Путь оказался коротким – раньше Леший не давал Малинке выйти самой. Очень скоро меж деревьев засиял теплый огонек – не призрачный, болотный, а настоящий. Перед воротами займища разложен был костер, ветерок доносил до опушки пахучий можжевеловый дымок. Возле костра сидело несколько мальчишек и подростков и с ними неутомимая рассказчица тетка Загада с крошечной дочкой на руках. Полугодовалая девочка еще не понимала слов, но и она бессознательно была счастлива, ощущая себя на руках у матери, среди старших братьев, в надежном и теплом кругу родни. Родичи ждали Малинку и огнем указывали дорогу. И она всей душой возблагодарила богов за то, что есть у нее это счастье – род.

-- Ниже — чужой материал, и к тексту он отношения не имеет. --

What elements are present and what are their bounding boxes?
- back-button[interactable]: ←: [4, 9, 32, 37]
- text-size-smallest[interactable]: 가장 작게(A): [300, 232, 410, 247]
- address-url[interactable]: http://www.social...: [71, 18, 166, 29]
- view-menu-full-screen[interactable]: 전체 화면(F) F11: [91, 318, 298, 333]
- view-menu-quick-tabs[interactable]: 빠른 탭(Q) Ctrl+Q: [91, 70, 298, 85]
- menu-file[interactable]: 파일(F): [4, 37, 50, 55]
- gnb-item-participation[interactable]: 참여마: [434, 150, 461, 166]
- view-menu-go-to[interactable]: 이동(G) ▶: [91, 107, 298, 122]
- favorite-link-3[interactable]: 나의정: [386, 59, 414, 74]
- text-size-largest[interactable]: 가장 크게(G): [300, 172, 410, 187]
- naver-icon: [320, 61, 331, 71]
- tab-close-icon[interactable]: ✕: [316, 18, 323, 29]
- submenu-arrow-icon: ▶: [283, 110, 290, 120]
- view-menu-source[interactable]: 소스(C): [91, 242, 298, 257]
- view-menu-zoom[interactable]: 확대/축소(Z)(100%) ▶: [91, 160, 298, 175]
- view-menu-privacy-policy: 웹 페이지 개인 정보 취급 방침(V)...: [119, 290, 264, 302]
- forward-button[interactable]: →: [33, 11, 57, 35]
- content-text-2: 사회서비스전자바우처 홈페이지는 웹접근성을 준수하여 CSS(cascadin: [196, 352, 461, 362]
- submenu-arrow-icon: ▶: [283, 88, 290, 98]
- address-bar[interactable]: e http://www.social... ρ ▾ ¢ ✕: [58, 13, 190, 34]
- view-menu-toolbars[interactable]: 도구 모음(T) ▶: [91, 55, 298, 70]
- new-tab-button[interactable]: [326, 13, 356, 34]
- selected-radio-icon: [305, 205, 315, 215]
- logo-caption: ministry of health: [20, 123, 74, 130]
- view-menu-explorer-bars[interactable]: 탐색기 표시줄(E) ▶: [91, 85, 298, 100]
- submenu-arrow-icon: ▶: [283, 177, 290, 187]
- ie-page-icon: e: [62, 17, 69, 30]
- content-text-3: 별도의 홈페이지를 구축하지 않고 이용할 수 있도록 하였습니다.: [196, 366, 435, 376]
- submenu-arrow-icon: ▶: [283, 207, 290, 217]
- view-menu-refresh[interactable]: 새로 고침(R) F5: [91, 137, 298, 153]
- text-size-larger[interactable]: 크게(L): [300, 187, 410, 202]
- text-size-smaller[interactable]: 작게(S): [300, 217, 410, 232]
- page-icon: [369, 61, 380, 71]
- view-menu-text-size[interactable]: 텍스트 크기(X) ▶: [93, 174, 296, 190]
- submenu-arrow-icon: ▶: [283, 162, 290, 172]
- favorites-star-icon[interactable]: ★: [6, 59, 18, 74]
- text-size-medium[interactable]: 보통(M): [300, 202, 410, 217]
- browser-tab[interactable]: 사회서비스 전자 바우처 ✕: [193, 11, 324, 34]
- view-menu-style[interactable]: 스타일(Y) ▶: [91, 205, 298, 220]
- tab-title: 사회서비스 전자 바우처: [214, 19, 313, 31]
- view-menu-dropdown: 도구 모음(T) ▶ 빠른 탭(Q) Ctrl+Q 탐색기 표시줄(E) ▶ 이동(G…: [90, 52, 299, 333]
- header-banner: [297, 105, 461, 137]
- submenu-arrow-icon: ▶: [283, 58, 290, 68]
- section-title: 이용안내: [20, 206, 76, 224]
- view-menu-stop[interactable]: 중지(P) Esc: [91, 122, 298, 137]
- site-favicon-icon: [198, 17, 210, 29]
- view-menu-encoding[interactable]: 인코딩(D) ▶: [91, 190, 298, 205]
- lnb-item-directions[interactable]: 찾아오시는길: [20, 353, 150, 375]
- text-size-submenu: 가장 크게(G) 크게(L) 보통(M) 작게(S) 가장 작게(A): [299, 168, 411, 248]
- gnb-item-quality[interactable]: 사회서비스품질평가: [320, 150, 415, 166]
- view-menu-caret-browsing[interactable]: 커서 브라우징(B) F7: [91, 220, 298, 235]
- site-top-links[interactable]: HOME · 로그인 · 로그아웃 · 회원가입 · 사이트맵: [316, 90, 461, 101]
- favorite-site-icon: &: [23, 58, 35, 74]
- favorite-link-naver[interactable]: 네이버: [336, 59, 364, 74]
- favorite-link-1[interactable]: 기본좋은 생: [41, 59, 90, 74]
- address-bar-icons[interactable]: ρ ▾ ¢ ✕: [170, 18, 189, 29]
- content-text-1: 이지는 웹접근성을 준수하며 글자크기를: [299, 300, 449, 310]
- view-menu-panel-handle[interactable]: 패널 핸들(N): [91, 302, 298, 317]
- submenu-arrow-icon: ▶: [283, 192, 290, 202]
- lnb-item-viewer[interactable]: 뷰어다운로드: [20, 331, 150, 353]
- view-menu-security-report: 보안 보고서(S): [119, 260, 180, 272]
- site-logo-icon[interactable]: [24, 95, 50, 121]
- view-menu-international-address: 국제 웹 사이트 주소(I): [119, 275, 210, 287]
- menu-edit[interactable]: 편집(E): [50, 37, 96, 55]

Огнеяр остановился на опушке леса, как на меже, за которую ему – нельзя.
– Спасибо тебе, – прошептала Малинка. – Я приду, верно, приду. Только и ты приходи.
Повинуясь порыву горячей благодарности, она выхватила из узелка кусок хлеба, предназначенный для Быстреца, и сунула его в руку оборотня.
Огнеяр взял, с каким-то удивлением посмотрел на хлеб в своей руке, и у него вдруг защемило сердце – вспомнилась Милава с пирогом.
– Иди, – глухо бросил он Малинке. – Иди.
Девушка торопливо побежала через поляну к займищу. А Огнеяр стоял, укрывшись за деревом, и смотрел на свет человеческого жилья, пока Малинка не вошла в ворота и можжевеловый костер не погас.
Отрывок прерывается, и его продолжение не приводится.